If you are a United States citizen living in a foreign country like Israel, you might be obligated to pay taxes in both countries. While being taxed twice can get expensive, there are ways to reduce the money you owe.
The United States and Israel have different sets of factors they use to determine who should be paying taxes. Whether a person must pay taxes in the United States often depends on citizenship and residency status. In Israel, a somewhat looser determination is made based on areas of vital interest, like property ownership, business dealings, and how long you are in the country. If you live in Israel, you might have to pay taxes there in addition to US federal income taxes. The American foreign tax credit can help you reduce the amount of money you owe the US government. You might also have options for reducing your taxes while living and working in Israel.
Call our CPAs at US Tax Help at (541) 362-9127 for assistance with your international tax situation.

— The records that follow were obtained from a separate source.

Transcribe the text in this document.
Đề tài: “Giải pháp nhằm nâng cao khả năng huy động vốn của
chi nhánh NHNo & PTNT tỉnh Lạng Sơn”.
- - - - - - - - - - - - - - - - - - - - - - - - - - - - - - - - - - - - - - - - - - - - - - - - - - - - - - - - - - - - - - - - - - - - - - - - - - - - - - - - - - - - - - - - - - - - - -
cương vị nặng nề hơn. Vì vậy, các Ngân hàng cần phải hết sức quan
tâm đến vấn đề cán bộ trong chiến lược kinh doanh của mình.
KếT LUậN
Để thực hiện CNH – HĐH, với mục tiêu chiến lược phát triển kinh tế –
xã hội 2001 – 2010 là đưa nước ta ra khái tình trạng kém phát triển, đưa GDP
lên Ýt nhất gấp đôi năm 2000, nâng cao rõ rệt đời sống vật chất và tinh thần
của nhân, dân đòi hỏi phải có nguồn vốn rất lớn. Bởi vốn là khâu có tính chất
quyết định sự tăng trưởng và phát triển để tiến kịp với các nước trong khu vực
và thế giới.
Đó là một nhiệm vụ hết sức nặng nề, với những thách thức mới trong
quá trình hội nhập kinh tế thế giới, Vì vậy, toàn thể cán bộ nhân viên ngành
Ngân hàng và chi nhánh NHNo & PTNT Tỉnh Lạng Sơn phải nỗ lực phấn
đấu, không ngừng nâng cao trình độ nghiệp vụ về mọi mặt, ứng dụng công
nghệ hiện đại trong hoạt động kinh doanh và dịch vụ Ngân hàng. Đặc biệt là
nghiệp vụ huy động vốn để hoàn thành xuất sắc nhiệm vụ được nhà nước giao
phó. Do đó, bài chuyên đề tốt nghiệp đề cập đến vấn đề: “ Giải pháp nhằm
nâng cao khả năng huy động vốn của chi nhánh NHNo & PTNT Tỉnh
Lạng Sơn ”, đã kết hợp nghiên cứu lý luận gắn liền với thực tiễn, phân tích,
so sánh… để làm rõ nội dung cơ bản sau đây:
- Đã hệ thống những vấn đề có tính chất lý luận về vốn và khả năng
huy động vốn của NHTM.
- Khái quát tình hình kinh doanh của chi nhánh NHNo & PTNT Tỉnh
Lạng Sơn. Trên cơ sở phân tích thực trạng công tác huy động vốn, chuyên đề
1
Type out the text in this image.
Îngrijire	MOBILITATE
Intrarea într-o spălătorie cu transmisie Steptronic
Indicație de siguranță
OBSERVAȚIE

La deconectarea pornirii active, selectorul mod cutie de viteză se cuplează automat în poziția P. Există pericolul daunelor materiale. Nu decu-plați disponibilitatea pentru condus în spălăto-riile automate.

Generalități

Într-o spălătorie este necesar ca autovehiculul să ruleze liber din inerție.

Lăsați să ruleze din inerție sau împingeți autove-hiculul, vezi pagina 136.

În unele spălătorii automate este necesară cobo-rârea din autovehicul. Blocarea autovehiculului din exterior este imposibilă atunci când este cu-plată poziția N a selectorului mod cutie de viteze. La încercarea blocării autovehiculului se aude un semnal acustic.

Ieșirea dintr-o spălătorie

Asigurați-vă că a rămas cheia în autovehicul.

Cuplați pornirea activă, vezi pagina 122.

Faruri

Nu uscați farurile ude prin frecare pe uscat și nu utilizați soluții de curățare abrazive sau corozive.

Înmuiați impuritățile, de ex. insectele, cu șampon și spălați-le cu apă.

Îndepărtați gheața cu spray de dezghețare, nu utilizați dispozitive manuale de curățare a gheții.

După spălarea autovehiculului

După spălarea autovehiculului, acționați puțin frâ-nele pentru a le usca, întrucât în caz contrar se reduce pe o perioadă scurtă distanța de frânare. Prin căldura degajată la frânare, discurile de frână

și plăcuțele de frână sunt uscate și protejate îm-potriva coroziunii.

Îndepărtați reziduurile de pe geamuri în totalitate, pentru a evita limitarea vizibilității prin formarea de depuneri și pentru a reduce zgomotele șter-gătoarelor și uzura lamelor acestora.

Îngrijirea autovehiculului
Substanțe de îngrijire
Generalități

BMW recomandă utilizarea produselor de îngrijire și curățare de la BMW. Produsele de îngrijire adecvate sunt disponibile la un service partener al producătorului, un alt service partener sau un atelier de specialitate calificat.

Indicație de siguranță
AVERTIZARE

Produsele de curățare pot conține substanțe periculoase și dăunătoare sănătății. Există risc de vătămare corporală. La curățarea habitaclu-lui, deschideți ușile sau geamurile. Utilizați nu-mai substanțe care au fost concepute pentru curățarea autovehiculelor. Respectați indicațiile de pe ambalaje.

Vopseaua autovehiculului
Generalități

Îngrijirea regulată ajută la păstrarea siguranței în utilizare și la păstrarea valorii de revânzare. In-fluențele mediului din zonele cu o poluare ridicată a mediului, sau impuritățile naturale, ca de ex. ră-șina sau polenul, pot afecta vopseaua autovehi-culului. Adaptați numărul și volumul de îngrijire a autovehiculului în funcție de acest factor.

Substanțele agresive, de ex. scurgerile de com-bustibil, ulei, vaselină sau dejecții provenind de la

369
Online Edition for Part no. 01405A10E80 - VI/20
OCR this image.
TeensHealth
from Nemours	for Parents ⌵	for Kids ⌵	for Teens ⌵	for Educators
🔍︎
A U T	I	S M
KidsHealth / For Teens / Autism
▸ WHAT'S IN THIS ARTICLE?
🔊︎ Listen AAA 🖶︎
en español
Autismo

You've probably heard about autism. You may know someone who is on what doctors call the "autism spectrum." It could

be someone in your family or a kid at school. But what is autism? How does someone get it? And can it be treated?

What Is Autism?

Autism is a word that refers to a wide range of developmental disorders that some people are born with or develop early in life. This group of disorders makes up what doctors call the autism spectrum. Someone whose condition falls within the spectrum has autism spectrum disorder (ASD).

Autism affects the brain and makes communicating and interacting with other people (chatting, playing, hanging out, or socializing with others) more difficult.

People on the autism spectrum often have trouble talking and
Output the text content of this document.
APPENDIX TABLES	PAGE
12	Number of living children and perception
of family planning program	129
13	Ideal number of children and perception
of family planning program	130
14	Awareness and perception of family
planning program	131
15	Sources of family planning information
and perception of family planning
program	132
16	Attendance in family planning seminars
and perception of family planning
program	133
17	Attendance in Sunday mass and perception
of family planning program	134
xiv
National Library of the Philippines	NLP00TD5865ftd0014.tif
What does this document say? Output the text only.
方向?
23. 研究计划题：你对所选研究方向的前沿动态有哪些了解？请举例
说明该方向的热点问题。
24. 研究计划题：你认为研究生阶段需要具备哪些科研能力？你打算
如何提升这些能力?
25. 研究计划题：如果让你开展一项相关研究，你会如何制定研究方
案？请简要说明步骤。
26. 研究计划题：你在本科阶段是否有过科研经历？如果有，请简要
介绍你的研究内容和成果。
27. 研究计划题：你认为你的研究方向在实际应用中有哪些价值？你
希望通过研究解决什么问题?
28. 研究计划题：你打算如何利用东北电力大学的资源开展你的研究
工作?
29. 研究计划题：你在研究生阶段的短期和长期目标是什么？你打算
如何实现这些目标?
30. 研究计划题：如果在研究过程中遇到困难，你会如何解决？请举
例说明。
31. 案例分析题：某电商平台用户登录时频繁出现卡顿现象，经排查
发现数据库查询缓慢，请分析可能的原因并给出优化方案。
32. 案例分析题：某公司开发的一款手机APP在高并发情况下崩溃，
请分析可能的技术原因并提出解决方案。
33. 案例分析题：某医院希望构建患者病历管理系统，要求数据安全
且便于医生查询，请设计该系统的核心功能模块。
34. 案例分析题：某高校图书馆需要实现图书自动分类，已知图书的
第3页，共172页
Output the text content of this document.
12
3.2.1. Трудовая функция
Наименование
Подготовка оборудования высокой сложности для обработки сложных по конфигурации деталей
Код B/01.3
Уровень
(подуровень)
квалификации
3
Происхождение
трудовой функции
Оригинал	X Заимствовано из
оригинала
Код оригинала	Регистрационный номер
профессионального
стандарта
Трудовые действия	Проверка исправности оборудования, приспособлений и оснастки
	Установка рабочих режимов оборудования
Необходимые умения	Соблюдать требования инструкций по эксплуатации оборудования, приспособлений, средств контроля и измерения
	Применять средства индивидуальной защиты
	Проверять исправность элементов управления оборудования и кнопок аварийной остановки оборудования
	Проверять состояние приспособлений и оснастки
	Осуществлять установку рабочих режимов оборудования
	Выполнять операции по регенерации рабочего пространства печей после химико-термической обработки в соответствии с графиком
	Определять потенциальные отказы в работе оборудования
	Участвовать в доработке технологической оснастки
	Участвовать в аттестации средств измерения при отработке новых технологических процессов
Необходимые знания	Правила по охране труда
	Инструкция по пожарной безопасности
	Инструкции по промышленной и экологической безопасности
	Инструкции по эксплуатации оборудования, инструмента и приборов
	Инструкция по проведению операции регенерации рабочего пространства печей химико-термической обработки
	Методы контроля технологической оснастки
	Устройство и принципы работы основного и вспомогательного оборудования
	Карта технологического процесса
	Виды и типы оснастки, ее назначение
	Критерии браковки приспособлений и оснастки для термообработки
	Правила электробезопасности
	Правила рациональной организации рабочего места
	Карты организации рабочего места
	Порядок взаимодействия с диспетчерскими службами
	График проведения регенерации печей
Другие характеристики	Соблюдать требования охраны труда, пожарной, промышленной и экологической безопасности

Paying Taxes in the United States and Israel
Being an expat and living abroad definitely has its perks. However, you must always be mindful of your tax situation. Living in a different country like Israel does not necessarily relieve you of your tax obligations in the United States. On top of that, Israel might expect you to pay taxes, depending on your situation. Our CPAs can help you determine what kind of taxes you might owe, how to pay them, and how to reduce them if possible.
U.S. Taxes
The United States imposes taxes largely based on citizenship. As an expatriate living in Israel, you might still be on the hook for federal income taxes. You likely will not need to worry about state taxes because you are technically not a resident of any state in the union.
How the United States assesses your taxes might depend on where you earn your money. For example, suppose you are a U.S. citizen living in Israel and own a business based in and operating from the United States. In that case, it might be difficult to avoid federal income taxes. However, if you have a job or own a business in Israel, your income earned abroad might be taxed differently or not at all, as discussed in more detail below.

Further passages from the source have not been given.